I was quite intrigued to learn of my maternal grandmother’s Jewish roots since Connie McCoy was a practicing Episcopalian. The families of both her parents—Sam Pollak and Julia Wolner were Jewish and spoke Yiddish. (One of my grandmother’s sisters, Wilma Pollock, wrote The Upps of Suffolk Street, about a Jewish matchmaker named Kuppelman Upp, no doubt named for Koppelman Wollner, her grandfather.) Apparently, Sam and Julia decided that it would be easier to be Protestant than Jewish and were married by a minister. Nevertheless, Julia’s parents, Koppelmann Wollner and Caroline Fleischman, are buried in the Jewish cemetery, Salem Fields on the border of Queens and Brooklyn, N.Y.
Unbeknownst to me Sam Pollak's brother Ignatius (born Ignaz) continued to maintain his Jewish faith. Until my research, I never knew Sam had a brother, who had been a guardian of my grandmother after her father drowned. Ignatius Pollak, who continued to run Pollak’s Dollar Store in Montgomery Alabama, was a prominent Jew in Montgomery and Cullman Alabama. He was a successful business man and philanthropist in Cullman.
My father’s mother’s family, the Pollaks, came from Austria to New York in the 1860s. Her great-grandfather, Samuel Pollock/Pollak, was a dry goods merchant who started the first dollar store in the South in Montgomery Alabama. He was the buyer for the business in NYC with an office on Chambers Street. The store was in Montgomery Alabama. It became The Montgomery Fair and eventually Dillard’s, which is still in operation as of 2007!
Sam and Julia began to raise a large family. By July of 1883 their children Albin, Rudolph, Alice, Wilma, and Irma Constance were born. Their youngest child, Semele, was conceived shortly before Sam drowned in front of the entire family in 1883 at the New Jersey shore. Semele who was born in April of 1884 was named for her father. (See my article on the drowning of Sam Pollak.) Five of the children graduated from college. Julia, who lived off Sam’s life insurance and properties, never remarried and outlived her husband by over 50 years!
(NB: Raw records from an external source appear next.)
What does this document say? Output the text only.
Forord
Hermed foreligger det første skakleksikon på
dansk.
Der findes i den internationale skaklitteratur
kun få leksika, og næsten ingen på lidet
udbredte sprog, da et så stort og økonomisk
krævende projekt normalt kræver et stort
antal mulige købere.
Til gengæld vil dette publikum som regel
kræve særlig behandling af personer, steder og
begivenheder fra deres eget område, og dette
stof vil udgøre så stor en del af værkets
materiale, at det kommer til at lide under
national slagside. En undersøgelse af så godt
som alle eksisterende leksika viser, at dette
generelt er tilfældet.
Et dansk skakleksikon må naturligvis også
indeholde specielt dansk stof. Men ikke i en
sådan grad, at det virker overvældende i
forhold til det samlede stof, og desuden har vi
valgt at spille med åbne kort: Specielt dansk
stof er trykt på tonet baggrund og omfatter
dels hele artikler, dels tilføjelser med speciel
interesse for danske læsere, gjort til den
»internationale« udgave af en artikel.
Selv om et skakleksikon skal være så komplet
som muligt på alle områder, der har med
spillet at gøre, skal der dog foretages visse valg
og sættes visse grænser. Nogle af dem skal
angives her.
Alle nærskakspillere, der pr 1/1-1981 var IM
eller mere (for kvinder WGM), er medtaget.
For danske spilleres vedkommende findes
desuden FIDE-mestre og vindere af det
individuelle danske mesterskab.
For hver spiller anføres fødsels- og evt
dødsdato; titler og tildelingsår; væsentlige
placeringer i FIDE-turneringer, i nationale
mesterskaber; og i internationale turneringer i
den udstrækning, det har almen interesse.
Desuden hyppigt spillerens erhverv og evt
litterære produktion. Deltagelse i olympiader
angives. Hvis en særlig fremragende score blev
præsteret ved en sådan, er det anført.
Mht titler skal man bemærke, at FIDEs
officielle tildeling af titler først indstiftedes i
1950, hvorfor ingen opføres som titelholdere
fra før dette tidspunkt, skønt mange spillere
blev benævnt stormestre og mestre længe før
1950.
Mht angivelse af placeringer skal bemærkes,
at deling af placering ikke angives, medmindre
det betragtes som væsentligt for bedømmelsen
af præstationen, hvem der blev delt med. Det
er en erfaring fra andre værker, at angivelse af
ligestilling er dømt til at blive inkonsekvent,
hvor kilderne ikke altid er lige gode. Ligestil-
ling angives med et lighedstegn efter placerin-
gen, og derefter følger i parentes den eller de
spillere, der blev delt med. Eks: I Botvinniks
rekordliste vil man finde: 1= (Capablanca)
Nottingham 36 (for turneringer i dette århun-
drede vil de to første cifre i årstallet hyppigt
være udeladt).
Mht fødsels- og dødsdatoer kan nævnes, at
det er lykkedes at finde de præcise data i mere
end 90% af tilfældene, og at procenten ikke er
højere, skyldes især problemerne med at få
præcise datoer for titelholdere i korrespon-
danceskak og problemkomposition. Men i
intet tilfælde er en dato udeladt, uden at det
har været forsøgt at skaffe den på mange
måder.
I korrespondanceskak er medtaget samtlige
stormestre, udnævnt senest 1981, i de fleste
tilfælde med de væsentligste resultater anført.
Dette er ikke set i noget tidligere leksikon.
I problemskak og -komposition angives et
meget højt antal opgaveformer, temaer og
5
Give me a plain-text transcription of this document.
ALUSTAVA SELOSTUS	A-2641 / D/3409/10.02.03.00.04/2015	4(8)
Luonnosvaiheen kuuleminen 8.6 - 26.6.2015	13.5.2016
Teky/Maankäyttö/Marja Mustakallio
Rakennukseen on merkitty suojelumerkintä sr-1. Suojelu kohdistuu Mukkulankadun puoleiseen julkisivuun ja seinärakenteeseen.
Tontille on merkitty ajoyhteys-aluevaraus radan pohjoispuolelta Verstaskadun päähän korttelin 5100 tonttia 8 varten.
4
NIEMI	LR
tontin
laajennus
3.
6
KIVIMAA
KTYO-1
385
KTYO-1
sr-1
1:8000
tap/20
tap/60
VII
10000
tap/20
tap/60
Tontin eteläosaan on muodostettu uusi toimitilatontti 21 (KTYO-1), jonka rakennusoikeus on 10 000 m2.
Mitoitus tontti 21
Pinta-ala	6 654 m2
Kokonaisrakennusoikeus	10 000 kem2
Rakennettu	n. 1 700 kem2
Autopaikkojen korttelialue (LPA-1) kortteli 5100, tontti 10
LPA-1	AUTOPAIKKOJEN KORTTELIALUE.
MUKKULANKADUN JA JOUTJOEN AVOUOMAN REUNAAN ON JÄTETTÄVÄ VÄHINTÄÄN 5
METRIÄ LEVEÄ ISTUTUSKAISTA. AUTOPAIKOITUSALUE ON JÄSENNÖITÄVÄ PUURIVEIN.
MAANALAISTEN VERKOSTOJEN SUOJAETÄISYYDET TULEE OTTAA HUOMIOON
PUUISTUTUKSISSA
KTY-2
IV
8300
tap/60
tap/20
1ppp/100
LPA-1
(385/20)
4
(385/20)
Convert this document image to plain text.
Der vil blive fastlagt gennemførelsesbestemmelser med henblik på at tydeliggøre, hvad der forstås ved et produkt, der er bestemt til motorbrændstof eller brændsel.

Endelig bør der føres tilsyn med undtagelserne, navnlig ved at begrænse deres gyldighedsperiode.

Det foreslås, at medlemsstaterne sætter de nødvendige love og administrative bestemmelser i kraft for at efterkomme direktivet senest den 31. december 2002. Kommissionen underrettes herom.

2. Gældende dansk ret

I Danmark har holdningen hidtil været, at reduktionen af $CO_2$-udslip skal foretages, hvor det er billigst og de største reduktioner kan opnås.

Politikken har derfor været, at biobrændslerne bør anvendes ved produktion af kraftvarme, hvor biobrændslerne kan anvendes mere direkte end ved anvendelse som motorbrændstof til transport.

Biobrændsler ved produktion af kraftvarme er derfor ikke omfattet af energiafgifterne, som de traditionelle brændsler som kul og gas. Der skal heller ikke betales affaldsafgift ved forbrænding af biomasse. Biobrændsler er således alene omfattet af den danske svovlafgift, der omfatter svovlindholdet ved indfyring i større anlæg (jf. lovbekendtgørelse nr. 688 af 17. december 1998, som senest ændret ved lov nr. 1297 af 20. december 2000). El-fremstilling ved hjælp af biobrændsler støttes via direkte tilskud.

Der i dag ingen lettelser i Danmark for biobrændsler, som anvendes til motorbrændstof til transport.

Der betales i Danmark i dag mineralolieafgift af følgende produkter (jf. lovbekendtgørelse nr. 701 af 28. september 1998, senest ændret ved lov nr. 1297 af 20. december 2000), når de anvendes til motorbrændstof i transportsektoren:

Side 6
Samuel Pollak married Julia Wollner, who came from a large family who also emigrated from Austria to NYC in the 1860s. They were butchers who lived in lower Manhattan. Samuel Pollak married Julia Wollner in NYC in November of 1874. Sam was supposedly a 26 year old merchant, born in Hungary, the son of Jacob Pollak and Charlotte Deutsch. Julia Wollner was 23 born in Hungary to Koppelman Wollner and Caroline Fleischman.